Malgré ses efforts, rien n’y faisait : elle ne songeait qu’aux vibrations stimulantes de la poussée brusque sur la piste, et à cette levée soudaine qui fit battre les ailettes de son intimité ardente. Alors, elle décida que tant pis. Elle tapissa ses cuisses d’une couverture de magazine et engouffra ses doigts bouillants sous le papier glacé. Elle souleva le voile de sa jupe en feignant une pustulinette à grattouiller. Elle comptait sur les moutons pour garder assoupie sa voisine de rang. Là, au bout de son index, un bouton d’or et d’éden brillait de mille éclats. Elle le détourna délicatement de sa trajectoire, lui fit faire trois ou quatre loopings, puis glissa le long d’une ligne qui la rendit aérienne.

Son envol fut stoppé par une hôtesse plantée devant elle comme un gratte-ciel. Myriam fit mine de composer avec une bonne figure tiraillée, souriant des yeux pour laisser voir à la personne naviguant que ce n’était qu’une toute petite chatterie de rien du trou. Sur son visage, l’autre avait l’air de s’en foutre jouissivement. L’hôtesse hautaine ouvrit la bouche pour recracher des injures ou une offense publique qui réveillerait les passagers, mais la caresseuse encore excitée fut sauvée par le gong : l’appareil allait atterrir.

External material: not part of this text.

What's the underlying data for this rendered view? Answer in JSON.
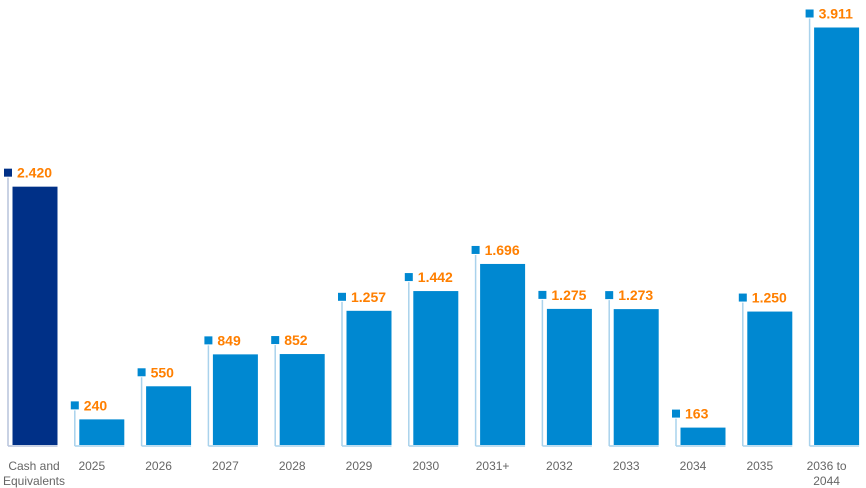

Myriam était soulagée. Elle mit un doigt d’honneur à saluer l’hôtesse du majeur, bien contente que même elle dut rejoindre sa place sans gémir. Seulement, son souffle était encore tiède et son sexe chaud. La perte d’altitude laissa sa tenue en l’air et elle ne savait pas la bonne manière de s’éprendre. Il n’y eut besoin de rien : l’avion cogna le sol et la puissance du freinage débrida les désirs de Myriam, qui rejoignirent d’un coup le septième ciel. L’appareil trembla moins longtemps que son corps. Ce baptême de l’air la maria pour l’éternité avec l’aviation. Pour le meilleur et pour le jouir.